Я сузила глаза и с минуту буравила начальника настолько тяжелым взглядом, насколько хватало способностей. Не помогло, способности у меня ниже среднего.
– Свалился на мою голову! – проворчала я, поняв, что этот поединок остался за ним, и принялась раздеваться – в уличном пальто становилось жарко. Движения получались дергаными, все же воспринимать происходящее с холодным рассудком – не мой конек.
Измайлов же демонстрировал чудеса выдержки и самообладания, молча снял собственное пальто и проследовал за мной на кухню. Я включила свет и поставила чайник, хотя угощать Директора ничем не планировала.
– Сядь! – приказал он. – И прекрати валять дурака!
Я вытащила табурет и устроилась настолько далеко от Измайлова, насколько позволяли габариты небольшого помещения. Спиной пришлось упереться в ручку духовки, но, как говорится, имидж – ничто…
– Что, по-твоему, плохого в том, что меня волнует твоя безопасность? – сложил руки на груди Директор. Его белоснежная рубашка натянулась на широких плечах, которые скорее бы подошли преподавателю физкультуры, нежели профессору, призванием которого являлись компьютеры и цифры.
– Знаешь, в какие бы красивые слова ты не обернул свои действия, суть остается одна: как только надобность во мне отпала, ты тут же решил от меня избавиться, слить, как говорит Машка. Заявление по собственному уже сейчас попросишь написать или после больничного?
– Что в твоей голове, женщина? – повысил голос начальник, спасибо, не постучал мне по темечку. – Я всеми силами стараюсь ее уберечь, оградить от грязи, в которую, чую, придется нырнуть по самую маковку, а она обижается, что с собой не беру!
– Я что, по-твоему, совсем дура? – вскочила я с табурета. – Хочешь избавиться, так прямо и говори!
– Так прямо и говорю! – подошел вплотную Измайлов, схватил меня за плечи и прорычал: – Наркотики ты больше искать не будешь, поэтому и отправляешься на больничный. Дальше я сам. Найду негодяев, передам их заинтересованным лицам и с распростертыми объятиями встречу тебя уже на безопасной территории, понятно?

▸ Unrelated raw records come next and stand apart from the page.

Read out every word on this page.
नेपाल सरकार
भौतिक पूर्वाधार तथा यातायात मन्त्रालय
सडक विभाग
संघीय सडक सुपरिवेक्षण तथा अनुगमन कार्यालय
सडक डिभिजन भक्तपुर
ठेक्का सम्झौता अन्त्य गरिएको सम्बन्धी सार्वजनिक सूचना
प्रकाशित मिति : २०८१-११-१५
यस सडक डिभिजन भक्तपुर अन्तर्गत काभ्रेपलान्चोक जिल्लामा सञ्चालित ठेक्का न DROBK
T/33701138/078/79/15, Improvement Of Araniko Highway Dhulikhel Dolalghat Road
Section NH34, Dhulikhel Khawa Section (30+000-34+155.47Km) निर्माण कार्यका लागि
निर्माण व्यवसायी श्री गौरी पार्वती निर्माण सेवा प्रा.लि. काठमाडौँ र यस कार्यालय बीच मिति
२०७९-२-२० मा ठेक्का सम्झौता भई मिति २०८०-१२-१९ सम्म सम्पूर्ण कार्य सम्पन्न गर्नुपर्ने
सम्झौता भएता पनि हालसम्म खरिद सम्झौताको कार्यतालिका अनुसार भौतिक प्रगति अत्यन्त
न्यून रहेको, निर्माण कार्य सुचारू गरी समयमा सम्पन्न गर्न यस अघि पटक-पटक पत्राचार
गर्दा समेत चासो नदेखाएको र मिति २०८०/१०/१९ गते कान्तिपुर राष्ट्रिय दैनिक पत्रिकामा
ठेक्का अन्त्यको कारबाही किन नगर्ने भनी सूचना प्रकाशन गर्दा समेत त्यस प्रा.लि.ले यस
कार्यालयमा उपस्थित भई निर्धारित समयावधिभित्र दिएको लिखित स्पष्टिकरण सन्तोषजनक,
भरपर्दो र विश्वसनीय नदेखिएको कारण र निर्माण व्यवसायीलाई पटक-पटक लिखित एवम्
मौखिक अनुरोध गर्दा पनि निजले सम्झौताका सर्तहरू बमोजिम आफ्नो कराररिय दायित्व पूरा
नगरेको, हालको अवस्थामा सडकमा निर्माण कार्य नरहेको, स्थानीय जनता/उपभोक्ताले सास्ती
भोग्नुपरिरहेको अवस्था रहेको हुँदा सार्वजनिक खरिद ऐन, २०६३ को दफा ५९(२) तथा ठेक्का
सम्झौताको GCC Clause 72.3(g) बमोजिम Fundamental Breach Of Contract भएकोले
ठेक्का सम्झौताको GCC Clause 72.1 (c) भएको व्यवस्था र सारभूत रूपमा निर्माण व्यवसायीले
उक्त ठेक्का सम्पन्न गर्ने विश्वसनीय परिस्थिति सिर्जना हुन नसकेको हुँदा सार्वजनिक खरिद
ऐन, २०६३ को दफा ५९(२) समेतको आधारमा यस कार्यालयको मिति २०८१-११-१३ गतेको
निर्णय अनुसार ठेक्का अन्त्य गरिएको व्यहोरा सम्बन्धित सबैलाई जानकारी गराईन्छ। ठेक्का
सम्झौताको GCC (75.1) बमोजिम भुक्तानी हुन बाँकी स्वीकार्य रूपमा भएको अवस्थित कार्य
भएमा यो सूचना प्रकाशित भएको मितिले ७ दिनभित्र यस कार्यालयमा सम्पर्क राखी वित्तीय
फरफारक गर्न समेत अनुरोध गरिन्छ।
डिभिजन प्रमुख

– Понятно, – пробурчала я.
– Еще раз, – приблизил свое лицо к моему Измайлов так, что между нашими носами не пролез бы и мизинец. – Я от тебя не избавляюсь, я пекусь о твоей безопасности, потому что ты мне не безразлична. Не как превосходный кадр и редкий специалист, а как сильно интересующая меня женщина. И именно поэтому я не позволю тебе быть там, где может быть даже намек на опасность, уж слишком далеко мы зашли.
– Правда? – пискнула я, боясь поверить в слова начальника и в собственную удачу.
Тот закатил глаза и заверил:
– Правда.
А потом взял мое лицо в ладони и, неторопливо поглаживая щеки большими пальцами, поцеловал. Я даже не сопротивлялась, последняя речь Директора начисто снесла все мои баррикады, оставив вместо них рой кружащихся сердечек перед глазами. Так что я ухватилась за его рубашку и с полной отдачей включилась в процесс. Измайлов умудрялся что-то бормотать про мои ноги, что весь вечер сводили его с ума, про несносный характер и про излишнюю упертость. Я же сосредоточенно исследовала тело начальника везде, куда могла дотянуться ладонями, и где-то на периферии сознания задавалась вопросом: как человек, который работает маркером, компьютерной мышью и шариковой ручкой, может иметь столь рельефное телосложение? Дать фору любому штангисту ему конечно не под силу, но пощупав Директора, и правда начинаешь верить, что взрослел тот в неспокойном районе.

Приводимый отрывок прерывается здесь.